Avec toute ma bonne volonté, encouragé par les efforts des autres, j’essayais de mon coté de faire tourner mon ventre-boule, le plus adéquatement possible en suivant les directives de notre animatrice. Par son commentaire, elle lançait des idées dans les registres suivants.

« Votre corps relié à la terre par l’intermédiaire des pieds, posés à plat, franchement en contact avec elle. Le corps plongé dans l’air, les bras bougeant pour s’y fondre, s’y rattacher, s’y plonger. Les bras rattachent au ciel en un mouvement souple. »

« Votre boule, votre corps suit ce mouvement de haut en bas, du bas en haut, de la terre au ciel, du ciel vers la terre, de la terre-mère au ciel-père, libre entre les deux.  »

Le corps vit, de l’un à l’autre. L’énergie circule en symbiose avec l’un, avec l’autre, les intégrant.

De sa voix douce, par ses images, ses encouragements, elle nous entraînait, m’entraînait dans un mouvement et un contexte nouveau pour moi. Mon corps gauche, lourd, raide, lent s’enrayait dans cette démarche. Ce bassin ne tournait pas rond, tournait mal, par saccade, irrégulièrement. C’était simple, limpide comme exercice et pourtant je buttais.

Quelque chose coinçait. La souplesse, l’énergie ne circulait pas bien, ne circulait plus, se bloquait entre mon ciel et ma terre. Je percevais à présent nettement le blocage de mon corps en exercice. Je m’étais lancé sans idée préconçue, et à présent un message me perçait la tête, créait une nouvelle donne, cherchait une reconnaissance.

J’étais en dehors de l’épure, mon centre, ma boule ne circulait pas sur son orbite, ne tournait pas rond, ni en rond, je n’occupais pas mon centre. Une perception très nette de déséquilibre s’inscrivait nettement. Mes attaches supérieures tiraient cette boule en moi, me déséquilibrait, me détachait de la terre, ma boule était collée en haut côté ciel, mon bassin n’était pas occupé. Les fils d’attache du haut de la boule, la tirait comme le feraient une paire de bretelles, vers le haut.

La journée prenait fin sur cette curieuse et nouvelle sensation.

Plusieurs jours durant, cette impression me collait à la peau, j’étais en recherche pour lui donné sens pour l’intégrer, pour en saisir les conséquences physiques sur mon corps. Les idées se succédaient dans ma tête pour se fixer de plus en plus précisément sous une image de tension, de pression. Ma boule comprimait mes poumons, limitait ma respiration, mon volume d’air, me faisait perdre ma portance à la nage.

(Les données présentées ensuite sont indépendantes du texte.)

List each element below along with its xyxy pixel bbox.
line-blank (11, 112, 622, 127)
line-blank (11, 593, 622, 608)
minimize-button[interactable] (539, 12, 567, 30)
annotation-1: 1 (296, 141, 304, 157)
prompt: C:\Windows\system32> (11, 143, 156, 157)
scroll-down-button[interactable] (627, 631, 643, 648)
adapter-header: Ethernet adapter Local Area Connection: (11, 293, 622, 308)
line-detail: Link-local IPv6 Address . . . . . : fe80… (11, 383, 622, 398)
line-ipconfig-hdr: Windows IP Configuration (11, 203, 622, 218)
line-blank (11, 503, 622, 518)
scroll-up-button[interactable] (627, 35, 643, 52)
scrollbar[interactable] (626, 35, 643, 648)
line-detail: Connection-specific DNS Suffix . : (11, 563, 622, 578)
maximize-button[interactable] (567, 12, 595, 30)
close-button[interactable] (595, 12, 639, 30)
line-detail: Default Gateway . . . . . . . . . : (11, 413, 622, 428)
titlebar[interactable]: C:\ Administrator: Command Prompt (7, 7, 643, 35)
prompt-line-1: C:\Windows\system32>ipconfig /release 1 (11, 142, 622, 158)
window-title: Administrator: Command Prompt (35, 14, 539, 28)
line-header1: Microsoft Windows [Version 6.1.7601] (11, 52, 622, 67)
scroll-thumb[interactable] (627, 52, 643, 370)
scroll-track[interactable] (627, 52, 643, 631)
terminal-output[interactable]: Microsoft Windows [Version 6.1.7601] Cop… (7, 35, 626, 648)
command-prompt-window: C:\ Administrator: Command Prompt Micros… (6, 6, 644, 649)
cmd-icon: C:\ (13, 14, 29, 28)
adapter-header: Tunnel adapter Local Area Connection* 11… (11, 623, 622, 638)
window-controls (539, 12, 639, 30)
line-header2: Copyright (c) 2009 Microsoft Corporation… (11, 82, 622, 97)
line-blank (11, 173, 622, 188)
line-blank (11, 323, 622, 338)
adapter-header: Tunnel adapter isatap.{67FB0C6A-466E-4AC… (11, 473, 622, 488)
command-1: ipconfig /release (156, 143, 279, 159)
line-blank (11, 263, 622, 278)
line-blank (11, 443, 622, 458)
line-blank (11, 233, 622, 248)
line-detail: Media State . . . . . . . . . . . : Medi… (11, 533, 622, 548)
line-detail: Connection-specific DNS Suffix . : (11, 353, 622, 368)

Bien sur, n’était-ce pas pour cela que je ne pouvais nager, ni faire la planche vu mes poumons sans profondeur ?

Ma digestion était mauvaise, lente, vu la pression interne qui venait de prendre corps. Mon énergie vitale ne s’enracinait pas, était bloquée quelque part dans le bas du corps. De lumbago en lumbago, mon corps me disait la tension, la réserve, la peur de descendre dans mon tréfonds, dans mon corps à la rencontre de ce qui était la terre en moi.

Douleur présente, douleur gênante, pulsant régulièrement son avertissement.

Souffrance, indice d’un corps qui souffre, où l’énergie, la souplesse ne circule pas. Souffrance d’un corps coupé en bas, coupé de la terre-mère.

Frère et sœur souffrant du mal de dos, témoin d’un même héritage, mal héréditaire, mal comportemental, repris jour après jour du comportement parental. Peur de la terre, de la mère, des émotions de la mère.

Attitude face à la mère. Attitude face au père. Dualité, déséquilibre.